The US Supreme Court ruled 5-4 that the mandate in the Affordable Care Act for all US citizens to purchase health insurance is constitutional. The court’s decision essentially upheld the entire health care reform law.
“Most of us in the HIV community are quite elated that the court ruled in this manner,” Jim Raper, DSN, nurse practitioner and director of the HIV clinic at the University of Alabama at Birgmingham, told Infectious Disease News. “This helps continue the health care reform moving forward in a very positive way. We look forward to the time when patients have greater access to the health care that they need, and that providers of that health care get reimbursed for the care that they are providing.”
Chief Justice John Roberts read the majority opinion, which stated that a penalty for not purchasing health insurance should be treated as a tax that Congress has the right to levy according to its constitutionally sanctioned power of taxation.
“The Supreme Court ruling upholding the Affordable Care Act as the law of the land is a significant victory for people with HIV infection and the public health of our nation,” Judith A. Aberg, MD, FIDSA, chair of the HIV Medicine Association, said in a press release. “The Affordable Care Act corrects the injustices of our current health system, which often denies health insurance coverage to those who need it most. Too many of our patients have died prematurely despite the availability of effective HIV treatment due to late diagnosis and poor access to health care services.”
The court also ruled that a provision requiring states to comply with new eligibility requirements for Medicaid or risk losing their funding is constitutional. States only lose new funds, not all of their funding, if they do not comply with the new requirements, according to the opinion.

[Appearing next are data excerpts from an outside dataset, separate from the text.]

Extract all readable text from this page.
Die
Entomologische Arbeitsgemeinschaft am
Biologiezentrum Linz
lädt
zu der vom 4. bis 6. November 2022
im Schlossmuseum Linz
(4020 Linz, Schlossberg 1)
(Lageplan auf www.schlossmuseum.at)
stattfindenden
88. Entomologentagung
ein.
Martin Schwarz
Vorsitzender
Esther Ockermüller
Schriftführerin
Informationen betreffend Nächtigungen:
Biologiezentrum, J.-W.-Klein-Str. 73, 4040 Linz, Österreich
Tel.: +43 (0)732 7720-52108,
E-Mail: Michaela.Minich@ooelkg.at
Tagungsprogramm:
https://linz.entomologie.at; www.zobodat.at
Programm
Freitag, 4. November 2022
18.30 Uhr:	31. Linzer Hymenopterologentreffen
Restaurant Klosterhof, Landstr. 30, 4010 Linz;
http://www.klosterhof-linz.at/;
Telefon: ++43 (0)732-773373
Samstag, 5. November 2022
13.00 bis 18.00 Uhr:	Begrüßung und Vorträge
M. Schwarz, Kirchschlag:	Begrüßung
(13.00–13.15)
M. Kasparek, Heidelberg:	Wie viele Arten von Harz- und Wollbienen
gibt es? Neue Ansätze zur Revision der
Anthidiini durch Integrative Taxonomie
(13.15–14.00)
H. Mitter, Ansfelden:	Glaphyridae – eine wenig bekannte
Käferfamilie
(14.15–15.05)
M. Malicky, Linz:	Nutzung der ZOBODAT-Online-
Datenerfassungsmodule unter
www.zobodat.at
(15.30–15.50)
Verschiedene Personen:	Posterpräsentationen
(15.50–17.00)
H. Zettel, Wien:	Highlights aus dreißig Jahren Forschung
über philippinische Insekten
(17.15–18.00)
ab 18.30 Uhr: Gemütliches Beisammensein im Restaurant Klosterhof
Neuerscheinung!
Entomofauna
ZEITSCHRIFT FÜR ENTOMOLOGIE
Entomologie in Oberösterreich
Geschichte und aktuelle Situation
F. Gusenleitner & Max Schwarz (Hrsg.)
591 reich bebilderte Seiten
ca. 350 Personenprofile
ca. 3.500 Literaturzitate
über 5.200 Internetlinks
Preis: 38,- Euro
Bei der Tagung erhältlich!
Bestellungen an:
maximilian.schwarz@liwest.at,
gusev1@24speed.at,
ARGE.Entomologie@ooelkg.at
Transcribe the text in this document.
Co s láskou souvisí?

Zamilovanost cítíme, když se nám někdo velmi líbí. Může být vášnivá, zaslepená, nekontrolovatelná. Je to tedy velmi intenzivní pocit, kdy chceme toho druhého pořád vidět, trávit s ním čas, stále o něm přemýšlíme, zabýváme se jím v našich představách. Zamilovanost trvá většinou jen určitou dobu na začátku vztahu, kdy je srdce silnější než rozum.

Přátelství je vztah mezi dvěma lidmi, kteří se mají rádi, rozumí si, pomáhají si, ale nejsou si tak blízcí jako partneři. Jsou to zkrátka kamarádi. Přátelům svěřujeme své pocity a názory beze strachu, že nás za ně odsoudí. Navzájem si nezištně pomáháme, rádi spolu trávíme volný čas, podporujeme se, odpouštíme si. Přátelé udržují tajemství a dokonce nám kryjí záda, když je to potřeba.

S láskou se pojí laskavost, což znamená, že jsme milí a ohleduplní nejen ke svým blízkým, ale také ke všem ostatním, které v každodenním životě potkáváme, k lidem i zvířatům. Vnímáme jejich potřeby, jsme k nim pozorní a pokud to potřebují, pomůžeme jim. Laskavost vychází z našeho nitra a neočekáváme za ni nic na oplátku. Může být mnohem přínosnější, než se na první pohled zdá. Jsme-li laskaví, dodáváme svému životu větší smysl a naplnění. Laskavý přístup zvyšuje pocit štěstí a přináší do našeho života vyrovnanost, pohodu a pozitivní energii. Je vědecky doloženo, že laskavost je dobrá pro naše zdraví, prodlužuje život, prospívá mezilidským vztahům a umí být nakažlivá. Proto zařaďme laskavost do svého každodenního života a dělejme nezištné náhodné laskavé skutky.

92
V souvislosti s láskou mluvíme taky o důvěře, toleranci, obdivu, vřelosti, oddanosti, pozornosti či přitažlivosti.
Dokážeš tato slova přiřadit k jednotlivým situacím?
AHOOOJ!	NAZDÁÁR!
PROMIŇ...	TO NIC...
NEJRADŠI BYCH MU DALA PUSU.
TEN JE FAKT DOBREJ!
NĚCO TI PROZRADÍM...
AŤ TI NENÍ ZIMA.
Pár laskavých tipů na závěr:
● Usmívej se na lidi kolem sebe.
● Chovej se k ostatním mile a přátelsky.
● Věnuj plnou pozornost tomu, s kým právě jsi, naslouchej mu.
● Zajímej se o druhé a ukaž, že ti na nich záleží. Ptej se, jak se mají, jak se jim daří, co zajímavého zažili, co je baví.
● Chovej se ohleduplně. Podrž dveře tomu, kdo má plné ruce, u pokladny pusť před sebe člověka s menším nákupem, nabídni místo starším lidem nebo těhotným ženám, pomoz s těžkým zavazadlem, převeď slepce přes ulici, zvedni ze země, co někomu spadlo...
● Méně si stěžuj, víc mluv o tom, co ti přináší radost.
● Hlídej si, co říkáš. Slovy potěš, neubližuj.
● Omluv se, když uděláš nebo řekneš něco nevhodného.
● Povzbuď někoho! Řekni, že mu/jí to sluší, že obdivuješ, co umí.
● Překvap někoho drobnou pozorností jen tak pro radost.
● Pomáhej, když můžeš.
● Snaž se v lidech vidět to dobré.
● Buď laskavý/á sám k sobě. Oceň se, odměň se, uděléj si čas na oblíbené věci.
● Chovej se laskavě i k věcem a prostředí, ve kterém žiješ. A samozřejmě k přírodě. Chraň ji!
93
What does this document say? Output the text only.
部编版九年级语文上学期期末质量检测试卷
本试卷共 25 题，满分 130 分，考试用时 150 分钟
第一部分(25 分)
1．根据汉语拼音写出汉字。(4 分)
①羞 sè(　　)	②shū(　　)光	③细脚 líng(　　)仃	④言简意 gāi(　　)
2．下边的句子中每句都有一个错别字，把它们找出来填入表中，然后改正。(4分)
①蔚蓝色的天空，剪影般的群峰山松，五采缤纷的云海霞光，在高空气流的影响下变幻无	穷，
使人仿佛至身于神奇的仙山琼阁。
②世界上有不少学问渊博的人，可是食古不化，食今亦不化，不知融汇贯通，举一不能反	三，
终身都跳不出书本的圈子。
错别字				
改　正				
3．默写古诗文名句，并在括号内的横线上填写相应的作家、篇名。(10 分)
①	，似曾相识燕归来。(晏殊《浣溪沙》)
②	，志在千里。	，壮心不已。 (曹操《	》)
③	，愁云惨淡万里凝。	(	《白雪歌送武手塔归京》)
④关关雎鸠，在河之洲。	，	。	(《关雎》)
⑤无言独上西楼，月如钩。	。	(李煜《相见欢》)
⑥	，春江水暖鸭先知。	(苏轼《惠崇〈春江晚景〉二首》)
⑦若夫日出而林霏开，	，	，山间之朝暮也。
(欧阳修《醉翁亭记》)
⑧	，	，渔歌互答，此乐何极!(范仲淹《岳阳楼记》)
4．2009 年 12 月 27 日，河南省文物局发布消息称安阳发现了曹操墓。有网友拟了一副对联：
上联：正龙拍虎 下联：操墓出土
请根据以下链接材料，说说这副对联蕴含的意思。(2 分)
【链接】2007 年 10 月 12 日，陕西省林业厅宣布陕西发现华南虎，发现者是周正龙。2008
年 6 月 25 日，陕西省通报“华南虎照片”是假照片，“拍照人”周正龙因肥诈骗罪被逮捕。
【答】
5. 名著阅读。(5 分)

“Nothing in our opinion precludes Congress from offering funds under the Affordable Care Act to expand the availability of health care and requiring that states accepting such funds comply with the conditions on their use,” Roberts stated in the opinion. “What Congress is not free to do is to penalize states that choose not to participate in that new program by taking away their existing Medicaid funding.”
The Patient Protection and Affordable Care Act was passed by Congress and signed into law by President Barack Obama in March 2010. Twenty-six states have challenged the constitutionality of the law’s mandate for all U.S. citizens to purchase health insurance by 2014.